Reporting from Washington — A House GOP push to permanently extend expiring provisions of the Patriot Act is running into opposition from conservative and "tea party"-inspired lawmakers wary of the law's reach into private affairs.
Enacted after the Sept. 11, 2001, terrorist attacks, the law makes it easier for federal authorities to conduct surveillance on terrorism suspects. Civil libertarians have long fought the measure, often drawing support from Democratic allies in Congress.
But as the Republican-led House prepares to vote Tuesday for a short-term extension of provisions expiring at the end of this month, some rank-and-file Republicans are signaling they will resist efforts later this year to make the law permanent.
"There need to be sunsets on the bill after that in order to have adequate accountability and oversight," said Rep.

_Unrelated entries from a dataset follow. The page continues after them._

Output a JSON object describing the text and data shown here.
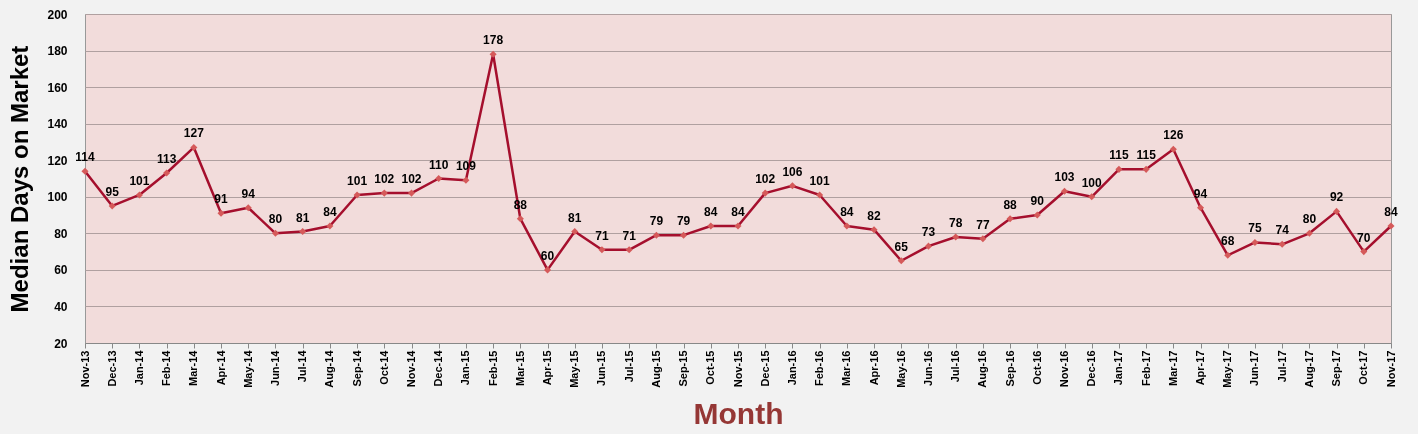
{
  "chart_data": {
    "type": "line",
    "xlabel": "Month",
    "ylabel": "Median Days on Market",
    "categories": [
      "Nov-13",
      "Dec-13",
      "Jan-14",
      "Feb-14",
      "Mar-14",
      "Apr-14",
      "May-14",
      "Jun-14",
      "Jul-14",
      "Aug-14",
      "Sep-14",
      "Oct-14",
      "Nov-14",
      "Dec-14",
      "Jan-15",
      "Feb-15",
      "Mar-15",
      "Apr-15",
      "May-15",
      "Jun-15",
      "Jul-15",
      "Aug-15",
      "Sep-15",
      "Oct-15",
      "Nov-15",
      "Dec-15",
      "Jan-16",
      "Feb-16",
      "Mar-16",
      "Apr-16",
      "May-16",
      "Jun-16",
      "Jul-16",
      "Aug-16",
      "Sep-16",
      "Oct-16",
      "Nov-16",
      "Dec-16",
      "Jan-17",
      "Feb-17",
      "Mar-17",
      "Apr-17",
      "May-17",
      "Jun-17",
      "Jul-17",
      "Aug-17",
      "Sep-17",
      "Oct-17",
      "Nov-17"
    ],
    "series": [
      {
        "color": "#a50f2d",
        "values": [
          114,
          95,
          101,
          113,
          127,
          91,
          94,
          80,
          81,
          84,
          101,
          102,
          102,
          110,
          109,
          178,
          88,
          60,
          81,
          71,
          71,
          79,
          79,
          84,
          84,
          102,
          106,
          101,
          84,
          82,
          65,
          73,
          78,
          77,
          88,
          90,
          103,
          100,
          115,
          115,
          126,
          94,
          68,
          75,
          74,
          80,
          92,
          70,
          84
        ]
      }
    ],
    "ylim": [
      20,
      200
    ],
    "yticks": [
      20,
      40,
      60,
      80,
      100,
      120,
      140,
      160,
      180,
      200
    ],
    "grid": "y",
    "marker": "diamond",
    "line_style": "solid",
    "data_labels": true,
    "legend": false
  }
}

Louie Gohmert (R-Texas). "Until sunsets come up, it is often difficult to get the answers we need to do necessary oversight to avoid abuses."

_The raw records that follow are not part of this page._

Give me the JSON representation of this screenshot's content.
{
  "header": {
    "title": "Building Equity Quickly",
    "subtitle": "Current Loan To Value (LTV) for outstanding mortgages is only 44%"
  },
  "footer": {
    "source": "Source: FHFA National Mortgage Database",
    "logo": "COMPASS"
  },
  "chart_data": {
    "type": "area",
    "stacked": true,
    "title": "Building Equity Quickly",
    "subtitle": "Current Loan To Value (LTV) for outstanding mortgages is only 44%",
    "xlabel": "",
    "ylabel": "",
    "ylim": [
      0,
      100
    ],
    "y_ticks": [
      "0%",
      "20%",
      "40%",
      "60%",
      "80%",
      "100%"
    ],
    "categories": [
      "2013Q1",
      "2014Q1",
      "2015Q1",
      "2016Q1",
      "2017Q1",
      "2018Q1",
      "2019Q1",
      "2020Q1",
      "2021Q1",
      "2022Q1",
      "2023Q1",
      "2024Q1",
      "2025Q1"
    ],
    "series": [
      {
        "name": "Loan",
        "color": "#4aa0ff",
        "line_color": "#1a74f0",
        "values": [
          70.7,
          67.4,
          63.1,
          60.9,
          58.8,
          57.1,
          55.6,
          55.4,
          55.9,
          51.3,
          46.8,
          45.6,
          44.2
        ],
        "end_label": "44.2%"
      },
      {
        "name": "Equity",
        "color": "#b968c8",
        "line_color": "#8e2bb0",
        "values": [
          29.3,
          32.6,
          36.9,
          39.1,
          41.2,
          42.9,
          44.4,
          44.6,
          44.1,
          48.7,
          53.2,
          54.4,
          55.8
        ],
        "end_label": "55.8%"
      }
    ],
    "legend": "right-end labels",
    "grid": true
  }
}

Rep. Jason Chaffetz, a Republican in tea party-strong Utah, has not decided how he will vote Tuesday.
Tea party adherents prefer a smaller federal government, creating common cause on this issue with civil libertarians who object to expanded surveillance powers for federal authorities.
The three most contested provisions of the Patriot Act expire on Feb. 28, and the White House has worked with congressional leaders to secure an extension through December 2013. The Democratic-led Senate is considering legislation to do so.
The House GOP, though, is seeking to pass a shorter extension, to Dec. 8, 2011.
Rep. F. James Sensenbrenner Jr. (R-Wis.), author of the original bill, is seeking a permanent extension, and GOP leaders in the Senate unveiled similar legislation last week.
"These three provisions have helped thwart countless potential attacks since the bill was signed into law and are critical to helping ensure law officials can keep our nation safe from attack," Sensenbrenner said.
The three provisions up for renewal have long raised objections from civil libertarians, including the so-called library provision, which allows federal investigators, with a judge's approval, to access a wide cache of a suspect's personal information, including library records.
Another expiring provision allows the government to conduct court-approved roving wiretaps of terrorism suspects as they change phones or locations. A third is the "lone wolf" provision that enables authorities to conduct surveillance on foreign terrorism suspects who do not appear to be affiliated with known groups.